Inside the 11 vessels were at least 25 bodies, according to Japanese broadcaster NHK. Two bodies were headless, and one boat contained six skulls, Singapore's Straits Times newspaper reported, citing the Japanese Coast Guard. The poor condition of the remains suggested that the boats had been adrift for some time, the paper said.
One of the boats had a tattered banner that looked like it could have been part of a North Korean flag. The boat also had a board with Hangul words that said "Korean People's Army," which is the name of the armed forces in North Korea.
A maritime expert said the ships looked like those used by defectors from North Korea.
"They are made of wood and are old and heavy," Yoshihiko Yamada told NHK. "They can't travel very fast and the engines are not powerful enough to turn the ships against the currents."
At least some of the ships also contained fishing equipment.
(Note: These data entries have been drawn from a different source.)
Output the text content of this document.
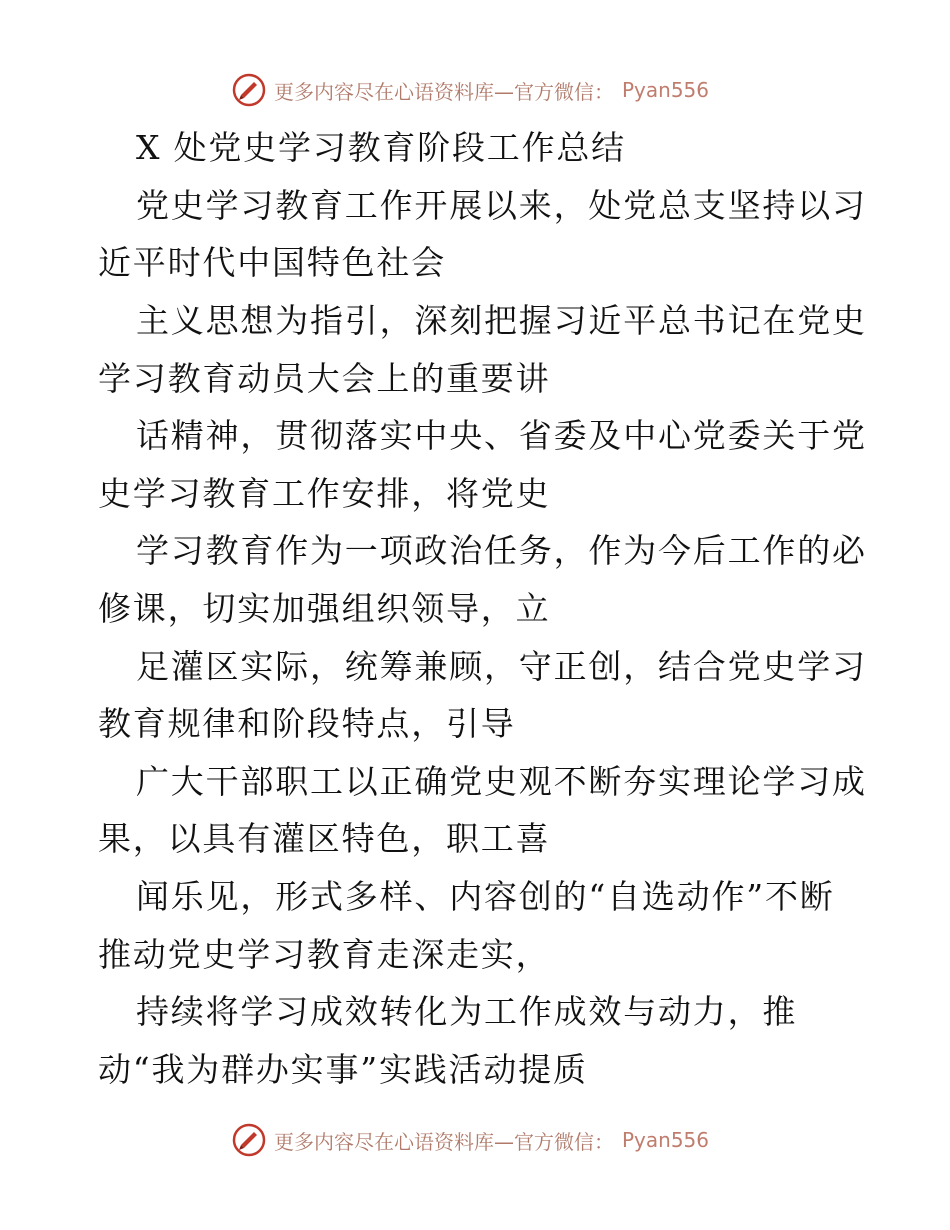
更多内容尽在心语资料库—官方微信： Pyan556
X 处党史学习教育阶段工作总结
党史学习教育工作开展以来，处党总支坚持以习
近平时代中国特色社会
主义思想为指引，深刻把握习近平总书记在党史
学习教育动员大会上的重要讲
话精神，贯彻落实中央、省委及中心党委关于党
史学习教育工作安排，将党史
学习教育作为一项政治任务，作为今后工作的必
修课，切实加强组织领导，立
足灌区实际，统筹兼顾，守正创，结合党史学习
教育规律和阶段特点，引导
广大干部职工以正确党史观不断夯实理论学习成
果，以具有灌区特色，职工喜
闻乐见，形式多样、内容创的“自选动作”不断
推动党史学习教育走深走实，
持续将学习成效转化为工作成效与动力，推
动“我为群办实事”实践活动提质
更多内容尽在心语资料库—官方微信： Pyan556
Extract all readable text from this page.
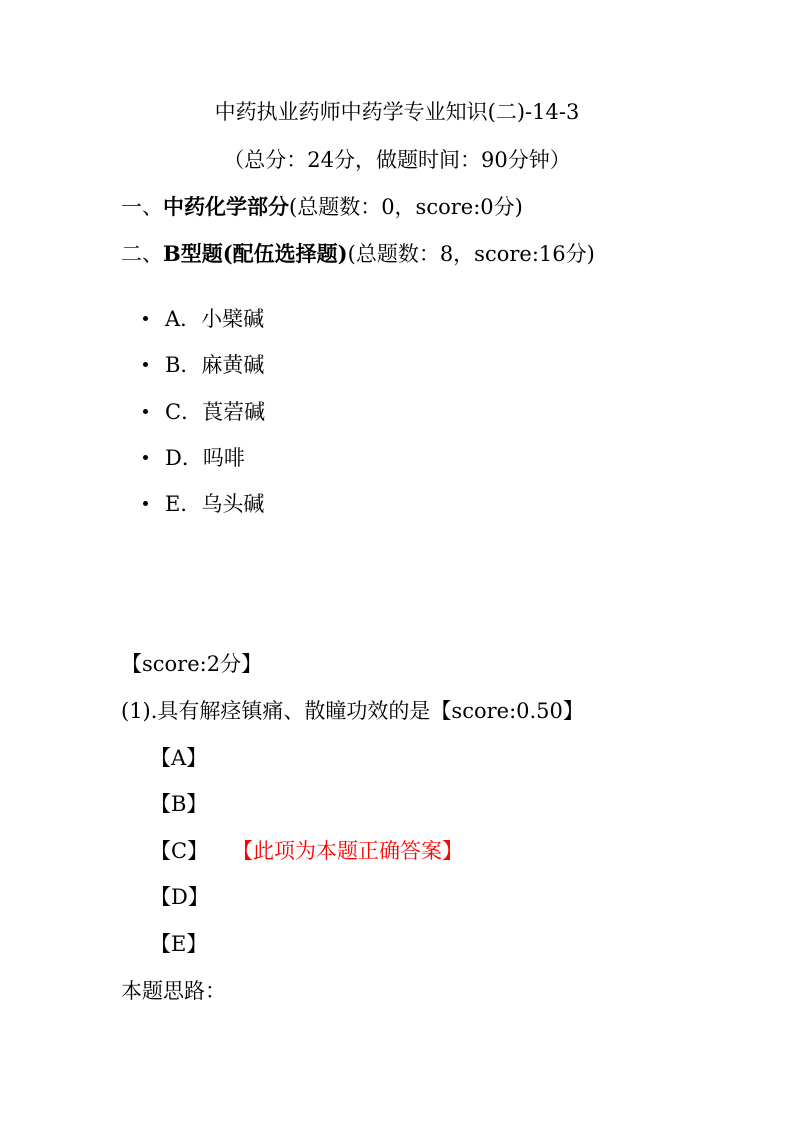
中药执业药师中药学专业知识(二)-14-3
（总分：24分，做题时间：90分钟）
一、中药化学部分(总题数：0，score:0分)
二、B型题(配伍选择题)(总题数：8，score:16分)
A．小檗碱
B．麻黄碱
C．莨菪碱
D．吗啡
E．乌头碱
【score:2分】
(1).具有解痉镇痛、散瞳功效的是【score:0.50】
【A】
【B】
【C】 【此项为本题正确答案】
【D】
【E】
本题思路：
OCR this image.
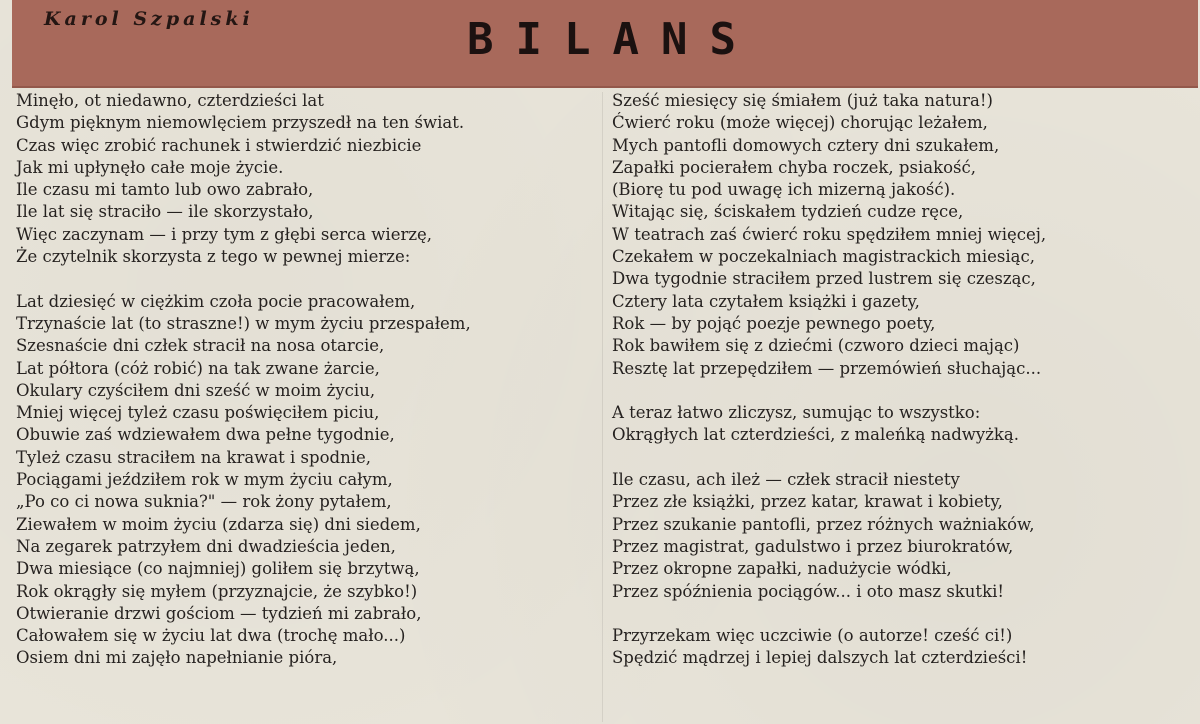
Karol Szpalski	BILANS
Minęło, ot niedawno, czterdzieści lat
Gdym pięknym niemowlęciem przyszedł na ten świat.
Czas więc zrobić rachunek i stwierdzić niezbicie
Jak mi upłynęło całe moje życie.
Ile czasu mi tamto lub owo zabrało,
Ile lat się straciło — ile skorzystało,
Więc zaczynam — i przy tym z głębi serca wierzę,
Że czytelnik skorzysta z tego w pewnej mierze:
Lat dziesięć w ciężkim czoła pocie pracowałem,
Trzynaście lat (to straszne!) w mym życiu przespałem,
Szesnaście dni człek stracił na nosa otarcie,
Lat półtora (cóż robić) na tak zwane żarcie,
Okulary czyściłem dni sześć w moim życiu,
Mniej więcej tyleż czasu poświęciłem piciu,
Obuwie zaś wdziewałem dwa pełne tygodnie,
Tyleż czasu straciłem na krawat i spodnie,
Pociągami jeździłem rok w mym życiu całym,
„Po co ci nowa suknia?" — rok żony pytałem,
Ziewałem w moim życiu (zdarza się) dni siedem,
Na zegarek patrzyłem dni dwadzieścia jeden,
Dwa miesiące (co najmniej) goliłem się brzytwą,
Rok okrągły się myłem (przyznajcie, że szybko!)
Otwieranie drzwi gościom — tydzień mi zabrało,
Całowałem się w życiu lat dwa (trochę mało...)
Osiem dni mi zajęło napełnianie pióra,
Sześć miesięcy się śmiałem (już taka natura!)
Ćwierć roku (może więcej) chorując leżałem,
Mych pantofli domowych cztery dni szukałem,
Zapałki pocierałem chyba roczek, psiakość,
(Biorę tu pod uwagę ich mizerną jakość).
Witając się, ściskałem tydzień cudze ręce,
W teatrach zaś ćwierć roku spędziłem mniej więcej,
Czekałem w poczekalniach magistrackich miesiąc,
Dwa tygodnie straciłem przed lustrem się czesząc,
Cztery lata czytałem książki i gazety,
Rok — by pojąć poezje pewnego poety,
Rok bawiłem się z dziećmi (czworo dzieci mając)
Resztę lat przepędziłem — przemówień słuchając...
A teraz łatwo zliczysz, sumując to wszystko:
Okrągłych lat czterdzieści, z maleńką nadwyżką.
Ile czasu, ach ileż — człek stracił niestety
Przez złe książki, przez katar, krawat i kobiety,
Przez szukanie pantofli, przez różnych ważniaków,
Przez magistrat, gadulstwo i przez biurokratów,
Przez okropne zapałki, nadużycie wódki,
Przez spóźnienia pociągów... i oto masz skutki!
Przyrzekam więc uczciwie (o autorze! cześć ci!)
Spędzić mądrzej i lepiej dalszych lat czterdzieści!
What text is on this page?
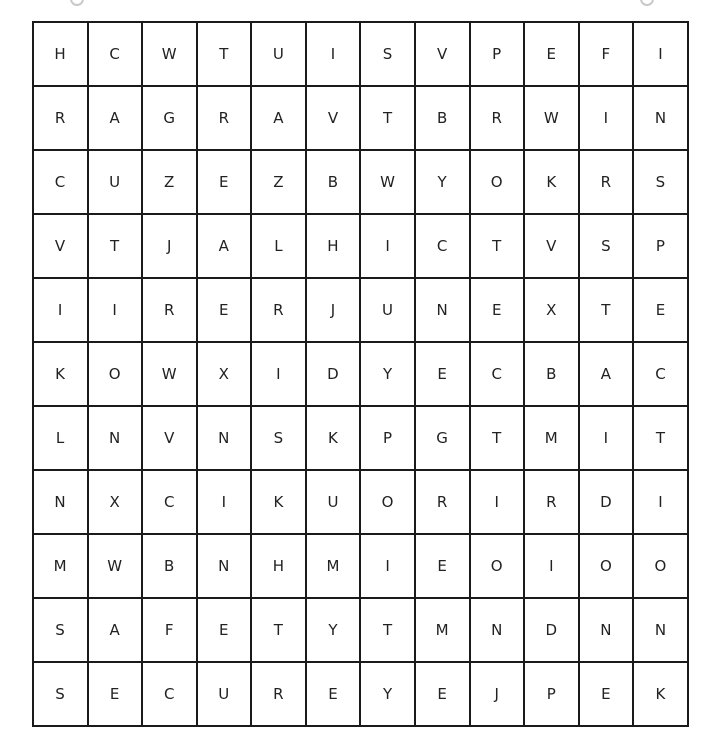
H	C	W	T	U	I	S	V	P	E	F	I
R	A	G	R	A	V	T	B	R	W	I	N
C	U	Z	E	Z	B	W	Y	O	K	R	S
V	T	J	A	L	H	I	C	T	V	S	P
I	I	R	E	R	J	U	N	E	X	T	E
K	O	W	X	I	D	Y	E	C	B	A	C
L	N	V	N	S	K	P	G	T	M	I	T
N	X	C	I	K	U	O	R	I	R	D	I
M	W	B	N	H	M	I	E	O	I	O	O
S	A	F	E	T	Y	T	M	N	D	N	N
S	E	C	U	R	E	Y	E	J	P	E	K
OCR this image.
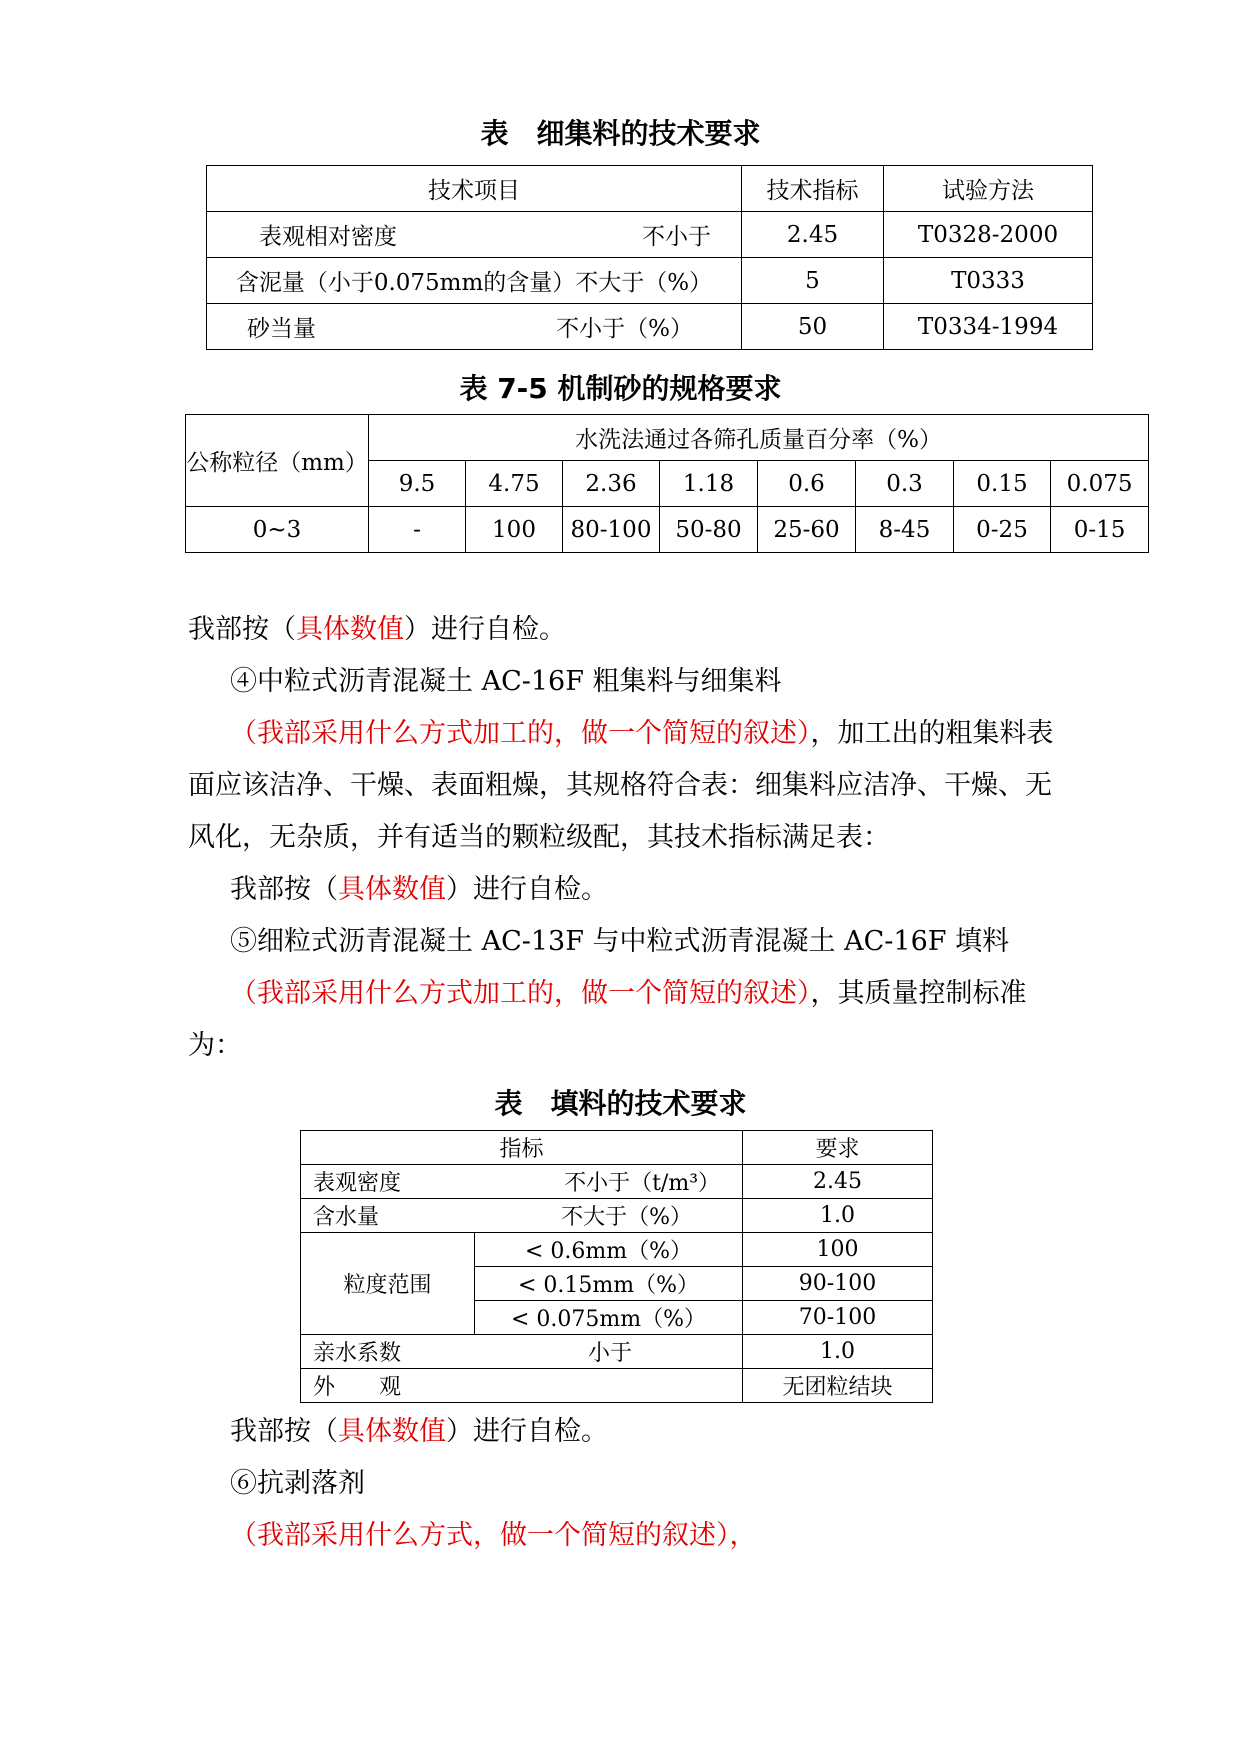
表　细集料的技术要求
技术项目	技术指标	试验方法

表观相对密度 不小于	2.45	T0328-2000
含泥量（小于0.075mm的含量）不大于（%）	5	T0333

砂当量 不小于（%）	50	T0334-1994
表 7-5 机制砂的规格要求
公称粒径（mm）	水洗法通过各筛孔质量百分率（%）							
	9.5	4.75	2.36	1.18	0.6	0.3	0.15	0.075
0~3	-	100	80-100	50-80	25-60	8-45	0-25	0-15
我部按（具体数值）进行自检。
④中粒式沥青混凝土 AC-16F 粗集料与细集料
（我部采用什么方式加工的，做一个简短的叙述），加工出的粗集料表面应该洁净、干燥、表面粗燥，其规格符合表：细集料应洁净、干燥、无风化，无杂质，并有适当的颗粒级配，其技术指标满足表：
我部按（具体数值）进行自检。
⑤细粒式沥青混凝土 AC-13F 与中粒式沥青混凝土 AC-16F 填料
（我部采用什么方式加工的，做一个简短的叙述），其质量控制标准为：
表　填料的技术要求
指标		要求

表观密度 不小于（t/m³）		2.45

含水量 不大于（%）		1.0
粒度范围	< 0.6mm（%）	100
	< 0.15mm（%）	90-100
	< 0.075mm（%）	70-100

亲水系数 小于		1.0
外　　观		无团粒结块
我部按（具体数值）进行自检。
⑥抗剥落剂
（我部采用什么方式，做一个简短的叙述），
One ship examined by NHK had fish hooks, netting and lights for attracting squid, leading some to think that the ghost ships may have been fishing vessels that ran into trouble.
But most experts seem to believe the people on the ships were trying to defect.
"I would say that defectors would be the most likely explanation, and the fact that there have been so many cases in such a short space of time is worrying because it suggests there is serious instability just below the surface in North Korea," Jun Okumura, a visiting scholar at the Meiji Institute for Global Affairs, told the Telegraph.